Sebelumnya Presiien Jokowi mengklaim penerbitan Perppu Ciptaker itu karena keadaan dunia saat ini sedang tidak baik-baik saja. Menurutnya, situasi Indonesia yang terlihat normal saat ini sebenarnya masih diliputi ancaman-ancaman ketidakpastian global. Kondisi itulah yang menjadi konsideran pemerintah menerbitkan Perppu Ciptaker yang sebelumnya telah dinyatakan inkonstitusional bersyarat oleh Mahkamah Konstitusi (MK). "Ancaman-ancaman risiko ketidakpastian itulah yang menyebabkan kita mengeluarkan Perppu, karena itu untuk memberikan kepastian hukum, kekosongan hukum, yang dalam persepsi para investor baik dalam maupun luar. Itu yang paling penting, karena ekonomi kita ini di 2023 akan sangat bergantung pada investasi dan ekspor," ujar Jokowi, Jumat (30/12).

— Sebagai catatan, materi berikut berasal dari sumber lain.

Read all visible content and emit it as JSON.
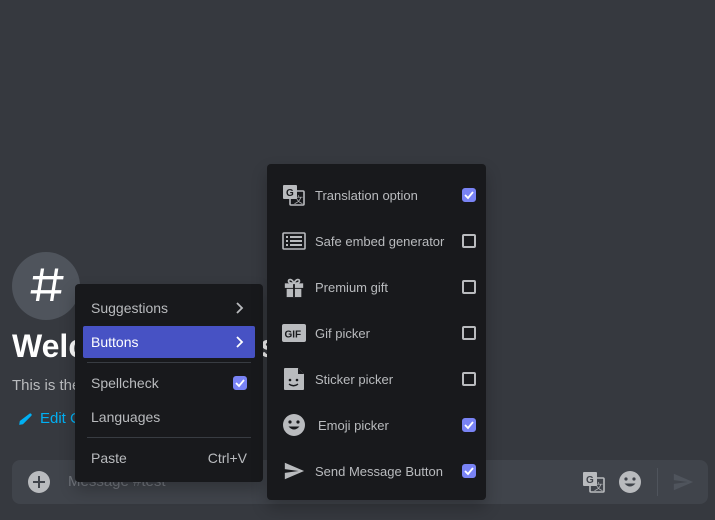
{
  "channel": {
    "welcome_title": "Welc",
    "welcome_title_tail": "s",
    "welcome_sub": "This is the",
    "edit_link": "Edit C"
  },
  "composer": {
    "placeholder": "Message #test"
  },
  "context_menu": {
    "items": [
      {
        "label": "Suggestions",
        "has_submenu": true
      },
      {
        "label": "Buttons",
        "has_submenu": true,
        "active": true
      },
      {
        "label": "Spellcheck",
        "checked": true
      },
      {
        "label": "Languages"
      },
      {
        "label": "Paste",
        "shortcut": "Ctrl+V"
      }
    ]
  },
  "buttons_submenu": {
    "items": [
      {
        "label": "Translation option",
        "icon": "translate-icon",
        "checked": true
      },
      {
        "label": "Safe embed generator",
        "icon": "embed-icon",
        "checked": false
      },
      {
        "label": "Premium gift",
        "icon": "gift-icon",
        "checked": false
      },
      {
        "label": "Gif picker",
        "icon": "gif-icon",
        "checked": false
      },
      {
        "label": "Sticker picker",
        "icon": "sticker-icon",
        "checked": false
      },
      {
        "label": "Emoji picker",
        "icon": "emoji-icon",
        "checked": true
      },
      {
        "label": "Send Message Button",
        "icon": "send-icon",
        "checked": true
      }
    ]
  },
  "colors": {
    "background": "#36393f",
    "menu_bg": "#18191c",
    "accent": "#4752c4",
    "checkbox_checked": "#7983f5",
    "link": "#00b0f4"
  }
}
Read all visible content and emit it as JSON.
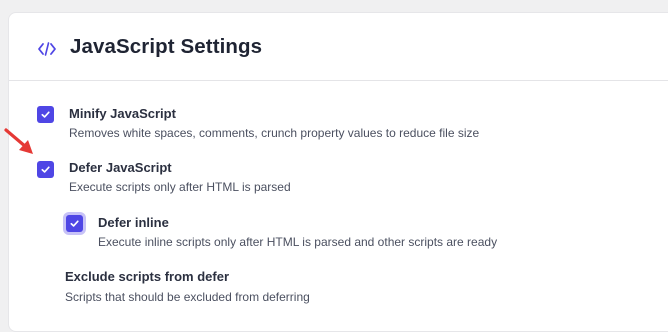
{
  "header": {
    "title": "JavaScript Settings",
    "icon": "code-icon",
    "accent": "#4f46e5"
  },
  "options": [
    {
      "label": "Minify JavaScript",
      "description": "Removes white spaces, comments, crunch property values to reduce file size",
      "checked": true
    },
    {
      "label": "Defer JavaScript",
      "description": "Execute scripts only after HTML is parsed",
      "checked": true
    },
    {
      "label": "Defer inline",
      "description": "Execute inline scripts only after HTML is parsed and other scripts are ready",
      "checked": true
    }
  ],
  "exclude": {
    "label": "Exclude scripts from defer",
    "description": "Scripts that should be excluded from deferring"
  },
  "annotation": {
    "icon": "red-arrow-icon",
    "color": "#e53935"
  }
}
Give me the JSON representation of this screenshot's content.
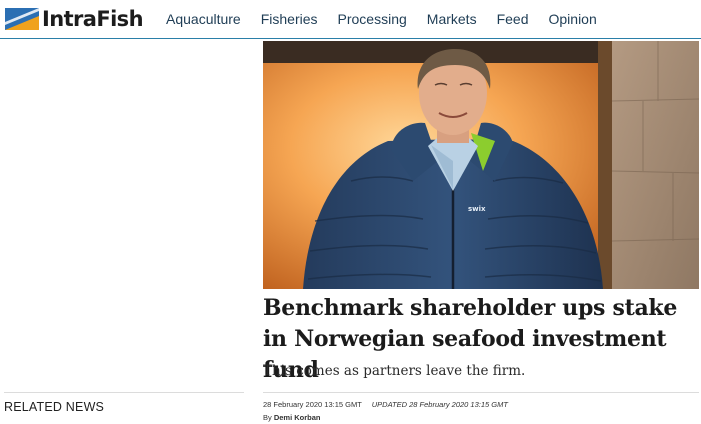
{
  "brand": {
    "name": "IntraFish"
  },
  "nav": {
    "items": [
      {
        "label": "Aquaculture"
      },
      {
        "label": "Fisheries"
      },
      {
        "label": "Processing"
      },
      {
        "label": "Markets"
      },
      {
        "label": "Feed"
      },
      {
        "label": "Opinion"
      }
    ]
  },
  "article": {
    "headline": "Benchmark shareholder ups stake in Norwegian seafood investment fund",
    "subheadline": "This comes as partners leave the firm.",
    "published": "28 February 2020 13:15 GMT",
    "updated": "UPDATED 28 February 2020 13:15 GMT",
    "byline_prefix": "By ",
    "author": "Demi Korban",
    "jacket_brand": "swix"
  },
  "sidebar": {
    "related_heading": "RELATED NEWS"
  },
  "colors": {
    "accent": "#2a7fa8",
    "logo_blue": "#2b6fb3",
    "logo_orange": "#f0a21c"
  }
}
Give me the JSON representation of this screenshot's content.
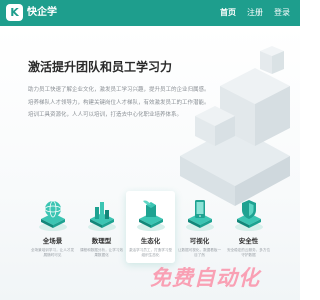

Terbitnya Perppu Ciptaker itu lantas menuai banyak keberatan, terutama dari kalangan akademisi dan buruh. Seperti yang dikemukan oleh Pengajar dari Sekolah Tinggi Hukum (STH) Indonesia Jentera Bivitri Susanti menilai Perppu yang dikeluarkan Jokowi itu memang merupakan langkah culas dalam kehidupan berdemokrasi.
Bivitri tak bisa menerima alasan pemerintah yang berdalih salah satu kegentingan memaksa yang melatarbelakangi keluarnya Perppu adalah dampak perang Rusia-Ukraina terhadap perekonomian Indonesia. "Ini langkah culas dalam demokrasi, pemerintah benar-benar membajak demokrasi," ujar Bivitri.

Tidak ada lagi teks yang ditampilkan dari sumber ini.